George Osborne has launched an attack on Middle England’s landlords with an extra 3 per cent surcharge on stamp duty charged on buy-to-let properties and second homes, critics declared.

“This is a triple blow for Middle Britain seeking to invest in buy-to-let, its traditional alternative to pensions,” said Jamie Morrison, private client partner at accountants HW Fisher. “As well as the previously announced restrictions on mortgage interest tax relief, landlords now have to face increased stamp duty when they buy a property and, from 2019, accelerated Capital Gains Tax when they sell it.”

Landlords accused the Chancellor of trying to kill the buy-to-let sector altogether.

“If it’s the Chancellor’s intention to completely eradicate buy to let in the UK then it’s a mystery to us why he doesn’t just come out and say so?” said Richard Lambert, chief executive of the National Landlords Association.

The Chancellor was forced to admit that his moves to curb buy-to-let foreign investors in the July Budget had failed because they did not hit cash buyers most of whom he said were foreigners. He said: “Frankly, people buying a home to let should not be squeezing out families who can’t afford a home to buy.”

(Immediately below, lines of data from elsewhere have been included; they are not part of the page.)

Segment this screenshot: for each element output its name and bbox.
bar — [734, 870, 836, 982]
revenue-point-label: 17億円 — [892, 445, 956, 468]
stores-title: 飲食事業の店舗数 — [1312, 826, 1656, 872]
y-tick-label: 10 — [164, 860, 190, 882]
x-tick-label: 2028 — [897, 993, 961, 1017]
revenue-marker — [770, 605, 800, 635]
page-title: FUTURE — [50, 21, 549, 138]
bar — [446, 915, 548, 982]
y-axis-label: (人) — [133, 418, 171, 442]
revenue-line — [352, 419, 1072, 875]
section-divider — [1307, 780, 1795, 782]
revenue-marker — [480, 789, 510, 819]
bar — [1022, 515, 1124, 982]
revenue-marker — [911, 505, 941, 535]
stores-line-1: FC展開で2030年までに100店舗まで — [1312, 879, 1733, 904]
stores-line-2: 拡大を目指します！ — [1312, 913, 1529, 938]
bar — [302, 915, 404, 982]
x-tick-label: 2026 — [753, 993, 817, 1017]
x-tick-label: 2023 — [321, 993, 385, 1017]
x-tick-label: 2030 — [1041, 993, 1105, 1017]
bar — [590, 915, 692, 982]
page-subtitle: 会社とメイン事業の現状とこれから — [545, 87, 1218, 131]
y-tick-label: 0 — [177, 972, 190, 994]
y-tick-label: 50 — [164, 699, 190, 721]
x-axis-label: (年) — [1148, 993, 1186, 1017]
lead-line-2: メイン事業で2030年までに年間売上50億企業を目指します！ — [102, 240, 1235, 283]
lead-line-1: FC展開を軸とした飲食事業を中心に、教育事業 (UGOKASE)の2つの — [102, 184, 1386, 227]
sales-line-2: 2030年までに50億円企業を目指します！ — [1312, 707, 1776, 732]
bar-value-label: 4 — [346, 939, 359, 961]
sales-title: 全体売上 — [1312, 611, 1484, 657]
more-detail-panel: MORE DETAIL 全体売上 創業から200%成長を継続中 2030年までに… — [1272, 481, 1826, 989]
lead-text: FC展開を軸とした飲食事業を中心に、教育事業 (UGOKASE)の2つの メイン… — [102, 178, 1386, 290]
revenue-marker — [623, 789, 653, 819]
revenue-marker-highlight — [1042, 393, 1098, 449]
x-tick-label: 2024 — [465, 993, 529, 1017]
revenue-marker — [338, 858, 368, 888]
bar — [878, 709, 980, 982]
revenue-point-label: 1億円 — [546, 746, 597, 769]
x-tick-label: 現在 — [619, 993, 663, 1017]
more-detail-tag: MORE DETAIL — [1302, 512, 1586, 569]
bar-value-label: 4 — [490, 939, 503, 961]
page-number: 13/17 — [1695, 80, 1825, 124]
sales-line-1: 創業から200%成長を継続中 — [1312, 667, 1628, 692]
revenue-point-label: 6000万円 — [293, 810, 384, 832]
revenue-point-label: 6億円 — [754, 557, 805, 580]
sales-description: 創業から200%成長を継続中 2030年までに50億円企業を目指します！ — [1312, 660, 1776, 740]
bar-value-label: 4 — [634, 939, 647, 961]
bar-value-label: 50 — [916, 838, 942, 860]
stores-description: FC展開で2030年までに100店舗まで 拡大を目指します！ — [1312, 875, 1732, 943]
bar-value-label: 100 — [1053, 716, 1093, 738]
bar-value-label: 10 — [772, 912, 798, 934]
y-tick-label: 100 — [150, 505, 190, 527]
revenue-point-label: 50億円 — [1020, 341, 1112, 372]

Shares in Challenger banks and specialist lenders were among the worst hit following the Autumn Statement. OneSavings, the lender backed by JC Flowers, saw its shares drop 9 per cent while Aldermore the challenger bank fell dropped similar amount before clawing back some losses to end 4 per cent lower.

Analysts pointed out that there could be a sudden splurge in demand for houses and flats by buy-to-let investors to get in under the wire before the stamp duty surcharge comes in in April 2016.

Mr Osborne said: “This extra stamp duty raises almost £1 billion by 2021 – and we’ll reinvest some of that money in local communities in London and places like Cornwall which are being priced out of home ownership.”

But Paul Smee, director general of the Council of Mortgage Lenders, said: “Additional stamp duty on buy-to-let transactions comes hot on the heels of the forthcoming tax changes to landlords already announced. Government will need to keep a careful eye on the cumulative effects; with the private rented sector housing around a fifth of the population, we do need to avoid unintended consequences.”

Jennet Siebrits, head of residential research at property agent CBRE, calculated that the extra surcharge could add between £3,500 and £7,000 to the cost of purchasing a £250,000 home for buy-to-let.

David Cox, managing director, Association of Residential Letting Agents, said: “To make owning a buy-to-let property financially viable, landlords will need to pass on the increased stamp-duty costs to tenants, who will in turn see less spent on maintaining their property and of course see increased rents. The changes will also deter new landlords from entering the market, pushing the gap between dwindling supply of available property and growing demand even further apart, which will also – in turn – push up rental costs.”